Unit V: Hashing
1. Introduction to Hashing
Hashing is a technique used to uniquely identify a specific object from a group of similar objects. In data structures, it provides a way to store and retrieve data in O(1) time on average.
- Hash Table: A data structure (usually an array) that stores records.
- Hash Key: A unique value used as input to a hash function to identify a record.
- Hash Function: A mathematical formula that maps a large key to a smaller integer, which serves as an index in the hash table.
2. Hash Functions & Characteristics
A good hash function is crucial for performance.
Characteristics of a Good Hash Function
- Uniform Distribution: It should distribute keys uniformly across the table to minimize collisions.
- Fast Computation: It should be easy and quick to compute.

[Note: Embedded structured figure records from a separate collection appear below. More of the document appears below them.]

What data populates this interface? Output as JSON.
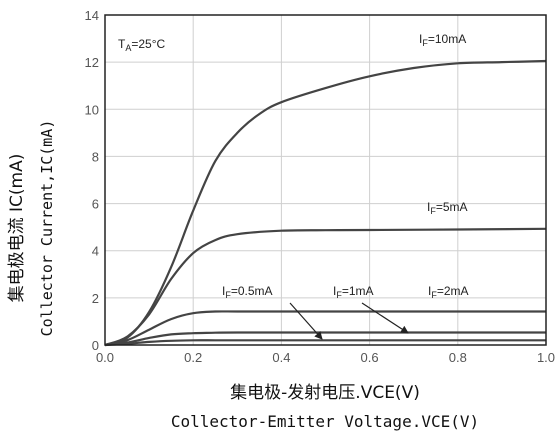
{
  "chart_data": {
    "type": "line",
    "title": "",
    "xlabel_cn": "集电极-发射电压.VCE(V)",
    "xlabel_en": "Collector-Emitter Voltage.VCE(V)",
    "ylabel_cn": "集电极电流 IC(mA)",
    "ylabel_en": "Collector Current,IC(mA)",
    "xlim": [
      0.0,
      1.0
    ],
    "ylim": [
      0,
      14
    ],
    "x_ticks": [
      "0.0",
      "0.2",
      "0.4",
      "0.6",
      "0.8",
      "1.0"
    ],
    "y_ticks": [
      "0",
      "2",
      "4",
      "6",
      "8",
      "10",
      "12",
      "14"
    ],
    "grid": true,
    "annotation": {
      "base": "T",
      "sub": "A",
      "rest": "=25°C"
    },
    "series": [
      {
        "label_base": "I",
        "label_sub": "F",
        "label_rest": "=10mA",
        "x": [
          0,
          0.05,
          0.1,
          0.15,
          0.2,
          0.25,
          0.3,
          0.35,
          0.4,
          0.5,
          0.6,
          0.7,
          0.8,
          0.9,
          1.0
        ],
        "y": [
          0,
          0.3,
          1.4,
          3.3,
          5.7,
          7.8,
          9.0,
          9.8,
          10.3,
          10.9,
          11.4,
          11.75,
          11.95,
          12.0,
          12.05
        ]
      },
      {
        "label_base": "I",
        "label_sub": "F",
        "label_rest": "=5mA",
        "x": [
          0,
          0.05,
          0.1,
          0.15,
          0.2,
          0.25,
          0.3,
          0.4,
          0.5,
          0.6,
          0.8,
          1.0
        ],
        "y": [
          0,
          0.35,
          1.3,
          2.8,
          3.9,
          4.45,
          4.7,
          4.85,
          4.87,
          4.88,
          4.9,
          4.93
        ]
      },
      {
        "label_base": "I",
        "label_sub": "F",
        "label_rest": "=2mA",
        "x": [
          0,
          0.05,
          0.1,
          0.15,
          0.2,
          0.25,
          0.3,
          0.4,
          0.6,
          0.8,
          1.0
        ],
        "y": [
          0,
          0.2,
          0.65,
          1.1,
          1.35,
          1.42,
          1.42,
          1.42,
          1.42,
          1.42,
          1.42
        ]
      },
      {
        "label_base": "I",
        "label_sub": "F",
        "label_rest": "=1mA",
        "x": [
          0,
          0.05,
          0.1,
          0.15,
          0.2,
          0.25,
          0.3,
          0.4,
          0.6,
          0.8,
          1.0
        ],
        "y": [
          0,
          0.1,
          0.3,
          0.45,
          0.5,
          0.52,
          0.53,
          0.53,
          0.53,
          0.53,
          0.53
        ]
      },
      {
        "label_base": "I",
        "label_sub": "F",
        "label_rest": "=0.5mA",
        "x": [
          0,
          0.05,
          0.1,
          0.15,
          0.2,
          0.25,
          0.3,
          0.4,
          0.6,
          0.8,
          1.0
        ],
        "y": [
          0,
          0.05,
          0.13,
          0.18,
          0.2,
          0.2,
          0.2,
          0.2,
          0.2,
          0.2,
          0.2
        ]
      }
    ]
  }
}
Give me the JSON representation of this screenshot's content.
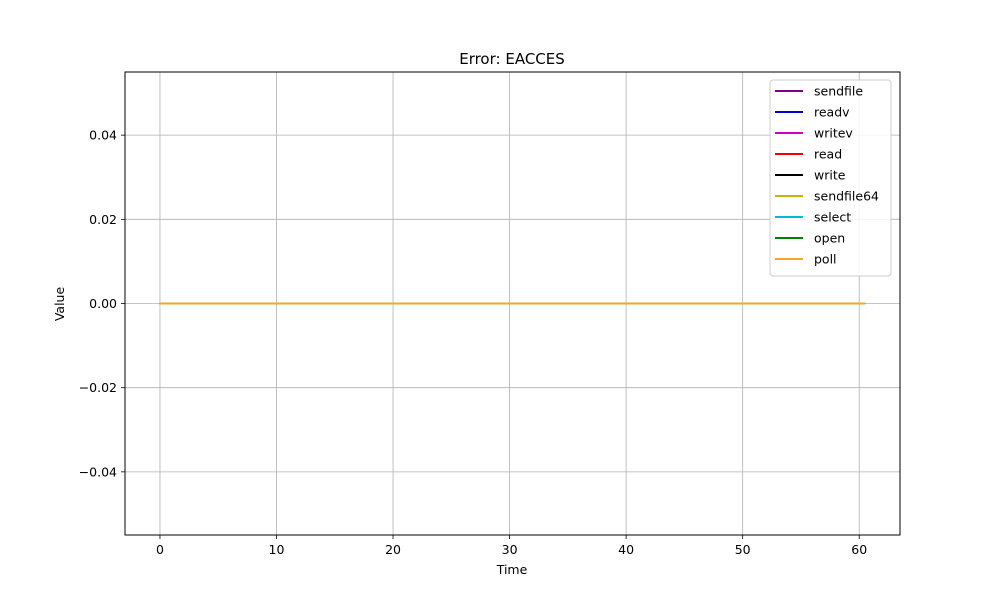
{
  "chart_data": {
    "type": "line",
    "title": "Error: EACCES",
    "xlabel": "Time",
    "ylabel": "Value",
    "xlim": [
      -3,
      63.5
    ],
    "ylim": [
      -0.055,
      0.055
    ],
    "x_ticks": [
      0,
      10,
      20,
      30,
      40,
      50,
      60
    ],
    "y_ticks": [
      -0.04,
      -0.02,
      0.0,
      0.02,
      0.04
    ],
    "x_tick_labels": [
      "0",
      "10",
      "20",
      "30",
      "40",
      "50",
      "60"
    ],
    "y_tick_labels": [
      "−0.04",
      "−0.02",
      "0.00",
      "0.02",
      "0.04"
    ],
    "grid": true,
    "legend_position": "top-right",
    "series": [
      {
        "name": "sendfile",
        "color": "#800080",
        "x": [
          0,
          60.5
        ],
        "y": [
          0,
          0
        ]
      },
      {
        "name": "readv",
        "color": "#0000cc",
        "x": [
          0,
          60.5
        ],
        "y": [
          0,
          0
        ]
      },
      {
        "name": "writev",
        "color": "#cc00cc",
        "x": [
          0,
          60.5
        ],
        "y": [
          0,
          0
        ]
      },
      {
        "name": "read",
        "color": "#ee0000",
        "x": [
          0,
          60.5
        ],
        "y": [
          0,
          0
        ]
      },
      {
        "name": "write",
        "color": "#000000",
        "x": [
          0,
          60.5
        ],
        "y": [
          0,
          0
        ]
      },
      {
        "name": "sendfile64",
        "color": "#c8b400",
        "x": [
          0,
          60.5
        ],
        "y": [
          0,
          0
        ]
      },
      {
        "name": "select",
        "color": "#00bcd4",
        "x": [
          0,
          60.5
        ],
        "y": [
          0,
          0
        ]
      },
      {
        "name": "open",
        "color": "#008000",
        "x": [
          0,
          60.5
        ],
        "y": [
          0,
          0
        ]
      },
      {
        "name": "poll",
        "color": "#f5a623",
        "x": [
          0,
          60.5
        ],
        "y": [
          0,
          0
        ]
      }
    ]
  }
}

- Determinism: For a given input, it must always produce the same output.
Types of Hash Functions
- Division Method: h(k) = k mod m (where m is the table size).
- Mid-Square Method: The key is squared, and the middle digits are used as the hash value.
- Folding Method: The key is divided into parts, which are added together to form the index.
3. Collision Resolution
A Collision occurs when two different keys produce the same hash value (index). Since a table slot can usually hold only one record, we must resolve this conflict.
4. Open Addressing (Closed Hashing)
In Open Addressing, all elements are stored within the hash table itself. If a collision occurs, we search for the next available empty slot.
Linear Probing
We search for the next slot linearly (index + 1, index + 2...).
- Problem: Primary Clustering (long sequences of occupied slots build up).
Quadratic Probing
We search using a quadratic function (index + 1², index + 2², index + 3²...).
- Benefit: Reduces primary clustering.
Double Hashing
Uses a second hash function to determine the step size for probing.
Formula: index = (hash1(key) + i * hash2(key)) mod m
5. Closed Addressing (Open Hashing / Chaining)
In Closed Addressing (commonly known as Chaining), each slot of the hash table contains a link to a linked list.
- Multiple keys mapping to the same index are simply added to the list at that index.
- Advantage: The table never gets "full" in the traditional sense; performance just degrades as chains get longer.
6. Exam Focus & FAQs
Exam Tips
- Selection: Use Chaining if you don't know the number of keys in advance.
- Performance: Double Hashing is often considered the best open addressing technique because it avoids clustering.
- Calculation: Be prepared to demonstrate Linear Probing with a simple modulo function (e.g., Table size 10, keys 12, 22, 32).
Frequently Asked Questions
Q: What is a Load Factor?
It is the ratio of the number of stored elements to the total table size (n/m). A higher load factor increases the chance of collisions.
Q: Why is a prime number often used for table size (m)?
Using a prime number as the divisor in the Division Method helps in distributing keys more uniformly.
Mnemonic: LCD
To remember Open Addressing techniques, think LCD: Linear, C(Quadratic starts with Q, but think 'Curve'), Double Hashing.